Natural gas prices to skyrocket

Published 4:56 pm Wednesday, November 2, 2005

By By Janet Little Cooper
The Energy Department has forecast that winter heating bills will be a third to a half higher this winter, with the sharpest increases expected for those who heat with natural gas.
This winters fuel prices are projected to increase for all fuel types compared to a year ago. On average, households heating primarily with natural gas are expected to spend about $350 (48 percent) more this winter in fuel expenditures. Households heating primarily with heating oil can expect to pay, on average, $378 (32 percent) more this winter. Households heating primarily with propane can expect to pay, on average, $325 (30 percent) more this winter. Households heating primarily with electricity can expect, on average, to pay $38 (5 percent) more.
Should colder weather prevail, expenditures will be significantly higher. These averages provide a broad guide to changes from last winter, but fuel expenditures for individual households are highly dependent on local weather conditions, the size and efficiency of individual homes and their heating equipment, and thermostat settings.
Tom Wolfe manager with the City of Atmore Utilities Board projects natural gas customers will pay 70 to 75 percent more this winter.

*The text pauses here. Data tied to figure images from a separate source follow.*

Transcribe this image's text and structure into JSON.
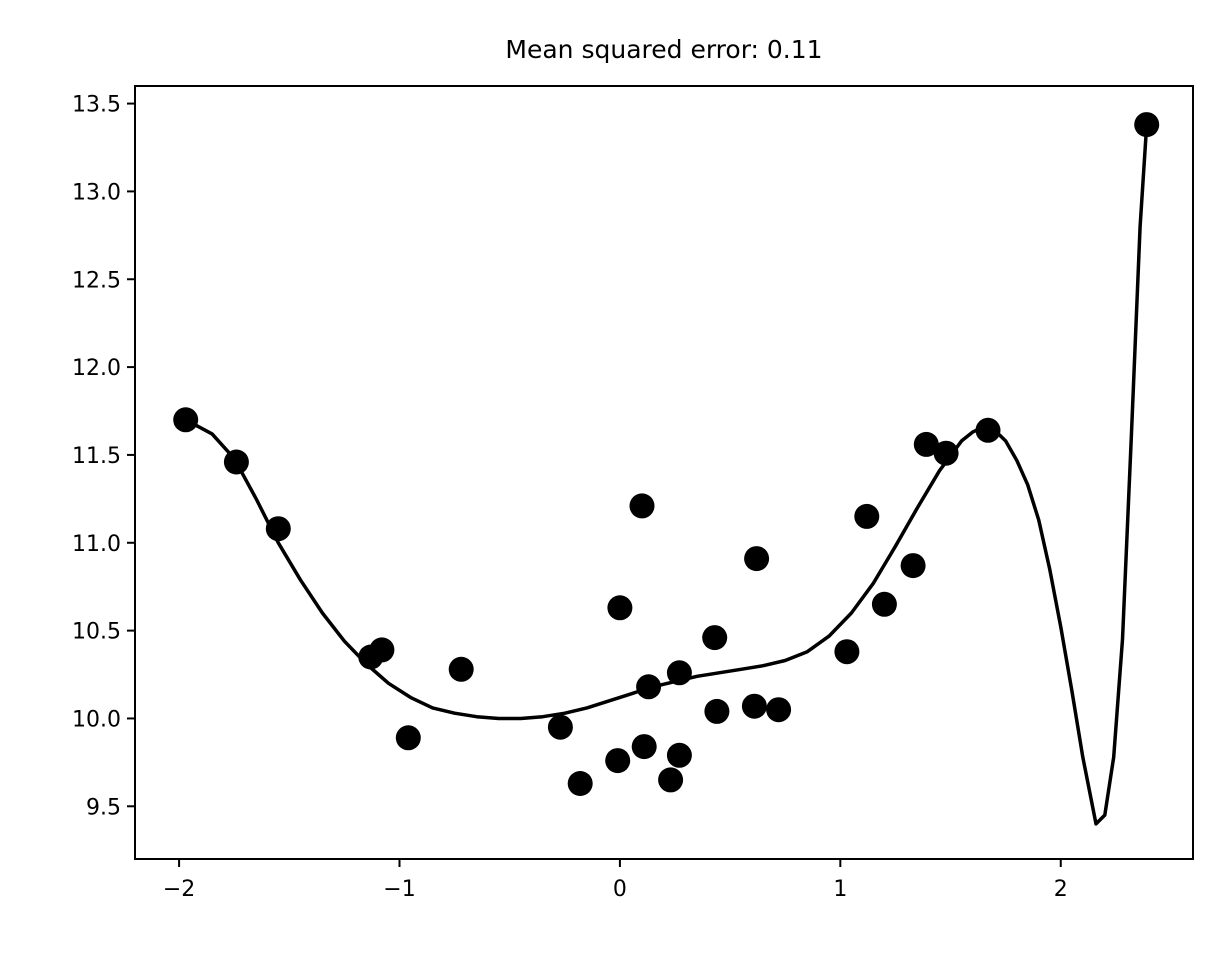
{
  "chart_data": {
    "type": "scatter",
    "title": "Mean squared error: 0.11",
    "xlabel": "",
    "ylabel": "",
    "xlim": [
      -2.2,
      2.6
    ],
    "ylim": [
      9.2,
      13.6
    ],
    "xticks": [
      -2,
      -1,
      0,
      1,
      2
    ],
    "xtick_labels": [
      "−2",
      "−1",
      "0",
      "1",
      "2"
    ],
    "yticks": [
      9.5,
      10.0,
      10.5,
      11.0,
      11.5,
      12.0,
      12.5,
      13.0,
      13.5
    ],
    "ytick_labels": [
      "9.5",
      "10.0",
      "10.5",
      "11.0",
      "11.5",
      "12.0",
      "12.5",
      "13.0",
      "13.5"
    ],
    "grid": false,
    "series": [
      {
        "kind": "points",
        "color": "#000000",
        "x": [
          -1.97,
          -1.74,
          -1.55,
          -1.13,
          -1.08,
          -0.96,
          -0.72,
          -0.27,
          -0.18,
          -0.01,
          0.0,
          0.1,
          0.11,
          0.13,
          0.23,
          0.27,
          0.27,
          0.43,
          0.44,
          0.61,
          0.62,
          0.72,
          1.03,
          1.12,
          1.2,
          1.33,
          1.39,
          1.48,
          1.67,
          2.39
        ],
        "y": [
          11.7,
          11.46,
          11.08,
          10.35,
          10.39,
          9.89,
          10.28,
          9.95,
          9.63,
          9.76,
          10.63,
          11.21,
          9.84,
          10.18,
          9.65,
          10.26,
          9.79,
          10.46,
          10.04,
          10.07,
          10.91,
          10.05,
          10.38,
          11.15,
          10.65,
          10.87,
          11.56,
          11.51,
          11.64,
          13.38
        ]
      },
      {
        "kind": "line",
        "color": "#000000",
        "x": [
          -1.97,
          -1.85,
          -1.75,
          -1.65,
          -1.55,
          -1.45,
          -1.35,
          -1.25,
          -1.15,
          -1.05,
          -0.95,
          -0.85,
          -0.75,
          -0.65,
          -0.55,
          -0.45,
          -0.35,
          -0.25,
          -0.15,
          -0.05,
          0.05,
          0.15,
          0.25,
          0.35,
          0.45,
          0.55,
          0.65,
          0.75,
          0.85,
          0.95,
          1.05,
          1.15,
          1.25,
          1.35,
          1.45,
          1.55,
          1.6,
          1.65,
          1.7,
          1.75,
          1.8,
          1.85,
          1.9,
          1.95,
          2.0,
          2.05,
          2.1,
          2.16,
          2.2,
          2.24,
          2.28,
          2.32,
          2.36,
          2.39
        ],
        "y": [
          11.7,
          11.62,
          11.48,
          11.25,
          11.0,
          10.79,
          10.6,
          10.44,
          10.31,
          10.2,
          10.12,
          10.06,
          10.03,
          10.01,
          10.0,
          10.0,
          10.01,
          10.03,
          10.06,
          10.1,
          10.14,
          10.18,
          10.21,
          10.24,
          10.26,
          10.28,
          10.3,
          10.33,
          10.38,
          10.47,
          10.6,
          10.77,
          10.98,
          11.2,
          11.41,
          11.58,
          11.63,
          11.66,
          11.64,
          11.58,
          11.47,
          11.33,
          11.13,
          10.85,
          10.52,
          10.16,
          9.78,
          9.4,
          9.45,
          9.78,
          10.45,
          11.6,
          12.8,
          13.38
        ]
      }
    ]
  }
}
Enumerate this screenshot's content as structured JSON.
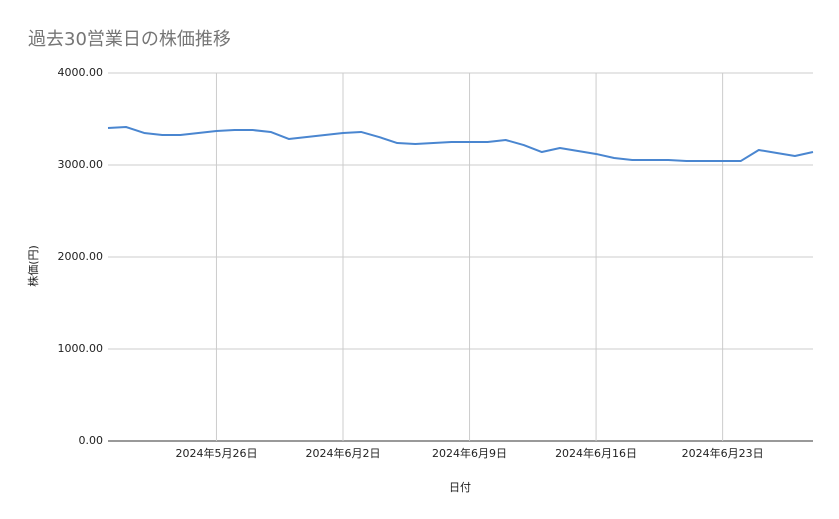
{
  "chart_data": {
    "type": "line",
    "title": "過去30営業日の株価推移",
    "x_label": "日付",
    "y_label": "株価(円)",
    "x": [
      "2024-05-20",
      "2024-05-21",
      "2024-05-22",
      "2024-05-23",
      "2024-05-24",
      "2024-05-25",
      "2024-05-26",
      "2024-05-27",
      "2024-05-28",
      "2024-05-29",
      "2024-05-30",
      "2024-05-31",
      "2024-06-01",
      "2024-06-02",
      "2024-06-03",
      "2024-06-04",
      "2024-06-05",
      "2024-06-06",
      "2024-06-07",
      "2024-06-08",
      "2024-06-09",
      "2024-06-10",
      "2024-06-11",
      "2024-06-12",
      "2024-06-13",
      "2024-06-14",
      "2024-06-15",
      "2024-06-16",
      "2024-06-17",
      "2024-06-18",
      "2024-06-19",
      "2024-06-20",
      "2024-06-21",
      "2024-06-22",
      "2024-06-23",
      "2024-06-24",
      "2024-06-25",
      "2024-06-26",
      "2024-06-27",
      "2024-06-28"
    ],
    "series": [
      {
        "name": "株価",
        "color": "#4a86d0",
        "values": [
          3402,
          3413,
          3348,
          3326,
          3326,
          3348,
          3370,
          3380,
          3380,
          3359,
          3283,
          3304,
          3326,
          3348,
          3359,
          3304,
          3239,
          3228,
          3239,
          3250,
          3250,
          3250,
          3272,
          3217,
          3141,
          3185,
          3152,
          3120,
          3076,
          3054,
          3054,
          3054,
          3043,
          3043,
          3043,
          3043,
          3163,
          3130,
          3098,
          3141
        ]
      }
    ],
    "xlim": [
      "2024-05-20",
      "2024-06-28"
    ],
    "xticks": [
      {
        "value": "2024-05-26",
        "label": "2024年5月26日"
      },
      {
        "value": "2024-06-02",
        "label": "2024年6月2日"
      },
      {
        "value": "2024-06-09",
        "label": "2024年6月9日"
      },
      {
        "value": "2024-06-16",
        "label": "2024年6月16日"
      },
      {
        "value": "2024-06-23",
        "label": "2024年6月23日"
      }
    ],
    "ylim": [
      0,
      4000
    ],
    "yticks": [
      {
        "value": 0,
        "label": "0.00"
      },
      {
        "value": 1000,
        "label": "1000.00"
      },
      {
        "value": 2000,
        "label": "2000.00"
      },
      {
        "value": 3000,
        "label": "3000.00"
      },
      {
        "value": 4000,
        "label": "4000.00"
      }
    ],
    "grid": true
  }
}
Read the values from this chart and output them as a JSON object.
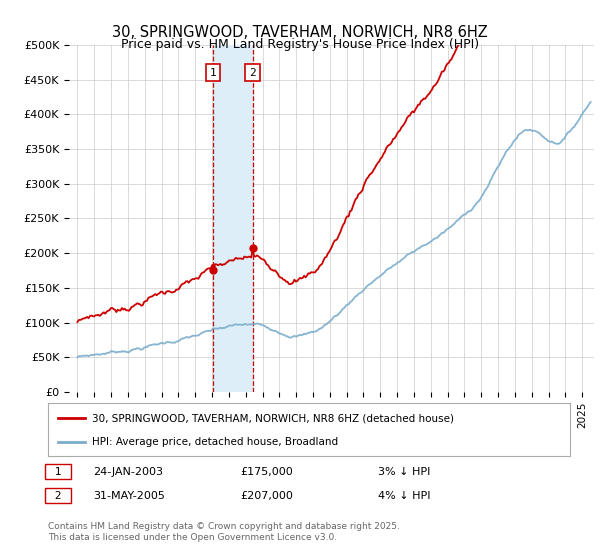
{
  "title": "30, SPRINGWOOD, TAVERHAM, NORWICH, NR8 6HZ",
  "subtitle": "Price paid vs. HM Land Registry's House Price Index (HPI)",
  "ylabel_ticks": [
    "£0",
    "£50K",
    "£100K",
    "£150K",
    "£200K",
    "£250K",
    "£300K",
    "£350K",
    "£400K",
    "£450K",
    "£500K"
  ],
  "ytick_values": [
    0,
    50000,
    100000,
    150000,
    200000,
    250000,
    300000,
    350000,
    400000,
    450000,
    500000
  ],
  "ylim": [
    0,
    500000
  ],
  "xlim_start": 1994.5,
  "xlim_end": 2025.7,
  "sale1_date": 2003.07,
  "sale1_price": 175000,
  "sale2_date": 2005.42,
  "sale2_price": 207000,
  "sale_color": "#cc0000",
  "hpi_color": "#7aadcc",
  "highlight_color": "#ddeef8",
  "grid_color": "#cccccc",
  "legend_line1": "30, SPRINGWOOD, TAVERHAM, NORWICH, NR8 6HZ (detached house)",
  "legend_line2": "HPI: Average price, detached house, Broadland",
  "annotation1_date": "24-JAN-2003",
  "annotation1_price": "£175,000",
  "annotation1_hpi": "3% ↓ HPI",
  "annotation2_date": "31-MAY-2005",
  "annotation2_price": "£207,000",
  "annotation2_hpi": "4% ↓ HPI",
  "footnote_line1": "Contains HM Land Registry data © Crown copyright and database right 2025.",
  "footnote_line2": "This data is licensed under the Open Government Licence v3.0.",
  "bg_color": "#ffffff"
}
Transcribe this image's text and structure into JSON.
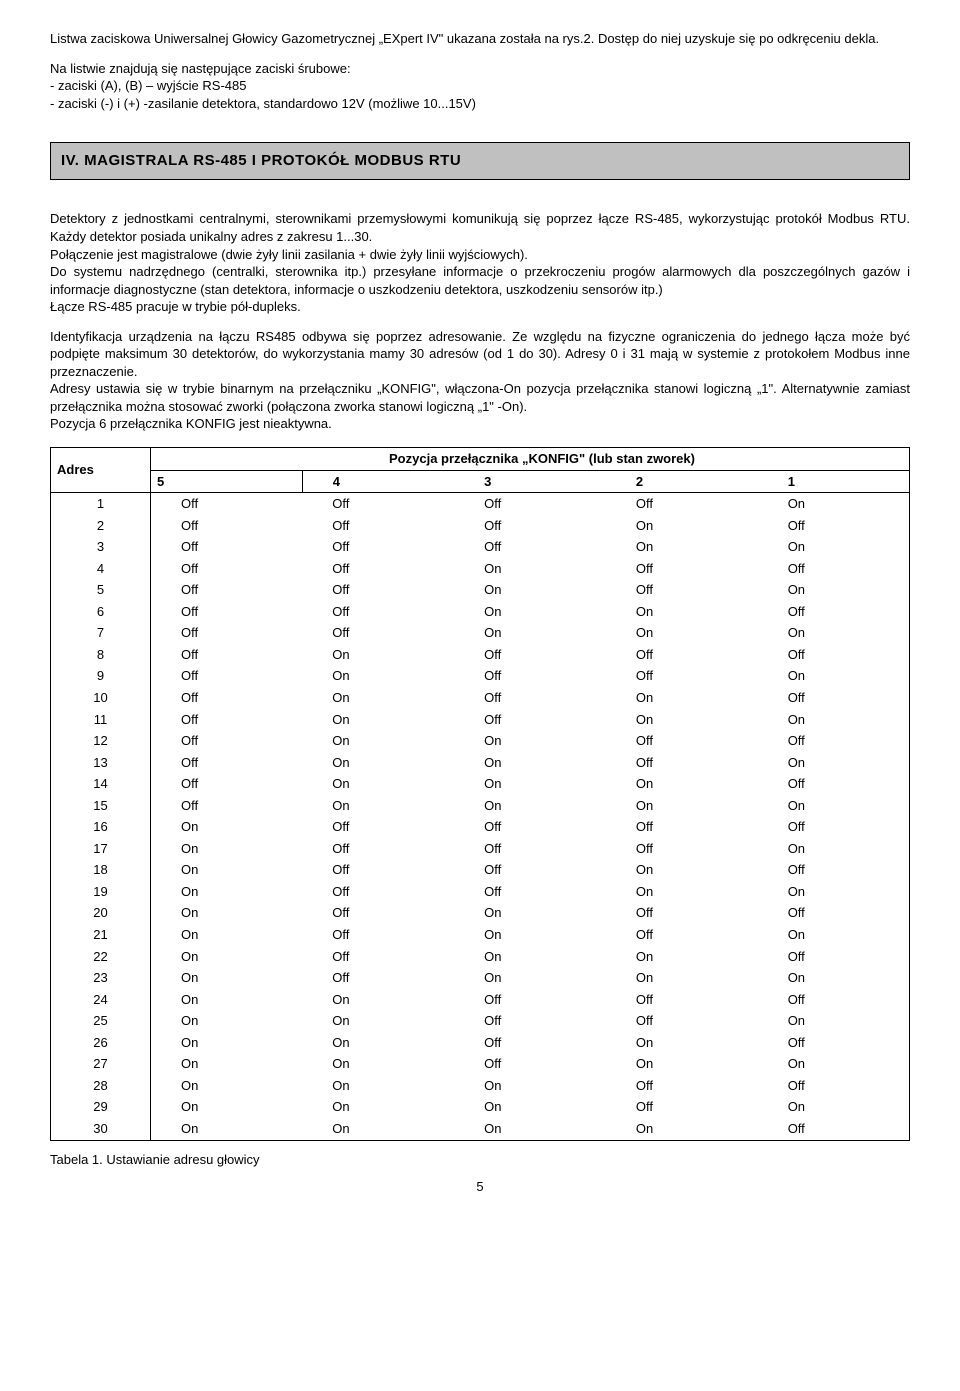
{
  "intro": {
    "p1": "Listwa zaciskowa Uniwersalnej Głowicy Gazometrycznej „EXpert IV\" ukazana została na rys.2. Dostęp do niej uzyskuje się po odkręceniu dekla.",
    "p2": "Na listwie znajdują się  następujące zaciski śrubowe:",
    "b1": "- zaciski  (A), (B) – wyjście RS-485",
    "b2": "- zaciski (-) i (+)  -zasilanie detektora, standardowo 12V (możliwe 10...15V)"
  },
  "section_title": "IV.  MAGISTRALA  RS-485  I  PROTOKÓŁ  MODBUS  RTU",
  "body": {
    "p1": "Detektory z jednostkami centralnymi, sterownikami przemysłowymi komunikują się poprzez łącze RS-485, wykorzystując protokół Modbus RTU. Każdy detektor posiada unikalny adres z zakresu 1...30.",
    "p2": "Połączenie  jest  magistralowe (dwie żyły linii zasilania + dwie żyły linii wyjściowych).",
    "p3": "Do systemu nadrzędnego (centralki, sterownika itp.) przesyłane informacje o przekroczeniu progów alarmowych dla poszczególnych gazów i  informacje diagnostyczne (stan detektora, informacje o uszkodzeniu detektora, uszkodzeniu sensorów itp.)",
    "p4": "Łącze   RS-485  pracuje w trybie pół-dupleks.",
    "p5": "Identyfikacja urządzenia na łączu RS485 odbywa się poprzez adresowanie. Ze względu na fizyczne ograniczenia do jednego łącza może być podpięte maksimum 30 detektorów, do wykorzystania mamy  30 adresów (od 1 do 30). Adresy 0 i 31 mają w systemie z protokołem Modbus inne przeznaczenie.",
    "p6": "Adresy ustawia się w trybie binarnym na przełączniku „KONFIG\", włączona-On pozycja przełącznika stanowi logiczną „1\". Alternatywnie zamiast przełącznika  można stosować zworki (połączona zworka stanowi logiczną „1\" -On).",
    "p7": "Pozycja 6 przełącznika KONFIG jest nieaktywna."
  },
  "table": {
    "header_addr": "Adres",
    "header_super": "Pozycja  przełącznika  „KONFIG\"  (lub stan zworek)",
    "cols": [
      "5",
      "4",
      "3",
      "2",
      "1"
    ],
    "rows": [
      {
        "a": "1",
        "v": [
          "Off",
          "Off",
          "Off",
          "Off",
          "On"
        ]
      },
      {
        "a": "2",
        "v": [
          "Off",
          "Off",
          "Off",
          "On",
          "Off"
        ]
      },
      {
        "a": "3",
        "v": [
          "Off",
          "Off",
          "Off",
          "On",
          "On"
        ]
      },
      {
        "a": "4",
        "v": [
          "Off",
          "Off",
          "On",
          "Off",
          "Off"
        ]
      },
      {
        "a": "5",
        "v": [
          "Off",
          "Off",
          "On",
          "Off",
          "On"
        ]
      },
      {
        "a": "6",
        "v": [
          "Off",
          "Off",
          "On",
          "On",
          "Off"
        ]
      },
      {
        "a": "7",
        "v": [
          "Off",
          "Off",
          "On",
          "On",
          "On"
        ]
      },
      {
        "a": "8",
        "v": [
          "Off",
          "On",
          "Off",
          "Off",
          "Off"
        ]
      },
      {
        "a": "9",
        "v": [
          "Off",
          "On",
          "Off",
          "Off",
          "On"
        ]
      },
      {
        "a": "10",
        "v": [
          "Off",
          "On",
          "Off",
          "On",
          "Off"
        ]
      },
      {
        "a": "11",
        "v": [
          "Off",
          "On",
          "Off",
          "On",
          "On"
        ]
      },
      {
        "a": "12",
        "v": [
          "Off",
          "On",
          "On",
          "Off",
          "Off"
        ]
      },
      {
        "a": "13",
        "v": [
          "Off",
          "On",
          "On",
          "Off",
          "On"
        ]
      },
      {
        "a": "14",
        "v": [
          "Off",
          "On",
          "On",
          "On",
          "Off"
        ]
      },
      {
        "a": "15",
        "v": [
          "Off",
          "On",
          "On",
          "On",
          "On"
        ]
      },
      {
        "a": "16",
        "v": [
          "On",
          "Off",
          "Off",
          "Off",
          "Off"
        ]
      },
      {
        "a": "17",
        "v": [
          "On",
          "Off",
          "Off",
          "Off",
          "On"
        ]
      },
      {
        "a": "18",
        "v": [
          "On",
          "Off",
          "Off",
          "On",
          "Off"
        ]
      },
      {
        "a": "19",
        "v": [
          "On",
          "Off",
          "Off",
          "On",
          "On"
        ]
      },
      {
        "a": "20",
        "v": [
          "On",
          "Off",
          "On",
          "Off",
          "Off"
        ]
      },
      {
        "a": "21",
        "v": [
          "On",
          "Off",
          "On",
          "Off",
          "On"
        ]
      },
      {
        "a": "22",
        "v": [
          "On",
          "Off",
          "On",
          "On",
          "Off"
        ]
      },
      {
        "a": "23",
        "v": [
          "On",
          "Off",
          "On",
          "On",
          "On"
        ]
      },
      {
        "a": "24",
        "v": [
          "On",
          "On",
          "Off",
          "Off",
          "Off"
        ]
      },
      {
        "a": "25",
        "v": [
          "On",
          "On",
          "Off",
          "Off",
          "On"
        ]
      },
      {
        "a": "26",
        "v": [
          "On",
          "On",
          "Off",
          "On",
          "Off"
        ]
      },
      {
        "a": "27",
        "v": [
          "On",
          "On",
          "Off",
          "On",
          "On"
        ]
      },
      {
        "a": "28",
        "v": [
          "On",
          "On",
          "On",
          "Off",
          "Off"
        ]
      },
      {
        "a": "29",
        "v": [
          "On",
          "On",
          "On",
          "Off",
          "On"
        ]
      },
      {
        "a": "30",
        "v": [
          "On",
          "On",
          "On",
          "On",
          "Off"
        ]
      }
    ],
    "caption": "Tabela 1. Ustawianie adresu głowicy"
  },
  "page_number": "5"
}
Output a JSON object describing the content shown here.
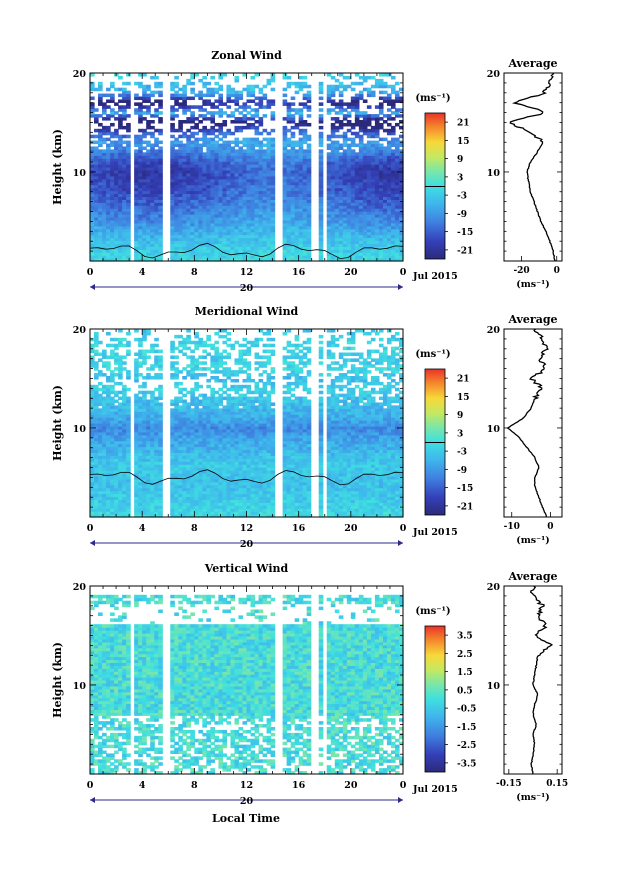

"Our cost at the Utilities board has gone up at least 70 to 75 percent higher than last year." Wolfe said, "Those projections are based on the weather being the same as last year."
The local utilities board has no control over the increase in fuel costs. The rapidly increasing rate hike will be felt across the board.
"About 50 percent of the natural gas in the Gulf is offline due to the hurricanes." Wolfe said, "They were wiped out by Hurricanes Rita and Katrina and some damages remain from Ivan. I don't how soon they will be back online again."
Department of Energy's Information Administration said it expects continued recovery of the energy system in the Gulf region in the coming months. But it said it expects a third of the Gulf's crude oil and a fifth of its natural gas to remain shutdown into December.
The two hurricanes knocked out 20 percent of the nation's natural gas production, severely damaged gas processing facilities in the Gulf and shut down more than a dozen refineries. As a result, the natural gas supplies and heating oil became tight as functioning refineries focused on getting enough gasoline onto the market and not building up stocks of heating oil.
The demand for heating oil increased last month as Accuweather projected a colder than normal winter for the Northeast where most of the heating oil is used.
"People need to keep in mind that this is a temporary problem." Wolfe said, "It will be fixed. I certainly don't think it is enough of a problem for someone to switch from natural gas to electric or anything."
For some families the sharp jump even for a short time could mean choosing whether to keep warm or to eat.
"That is the sad part about this." Wolfe said, "The people who can least afford the higher bills are the people who need it the most."
Wolfe recommends that people turn their thermostats down, and wear a sweater in an effort to save on their gas bills. He also recommended that homeowners take larger steps such as insulating their homes properly and sealing windows and doors.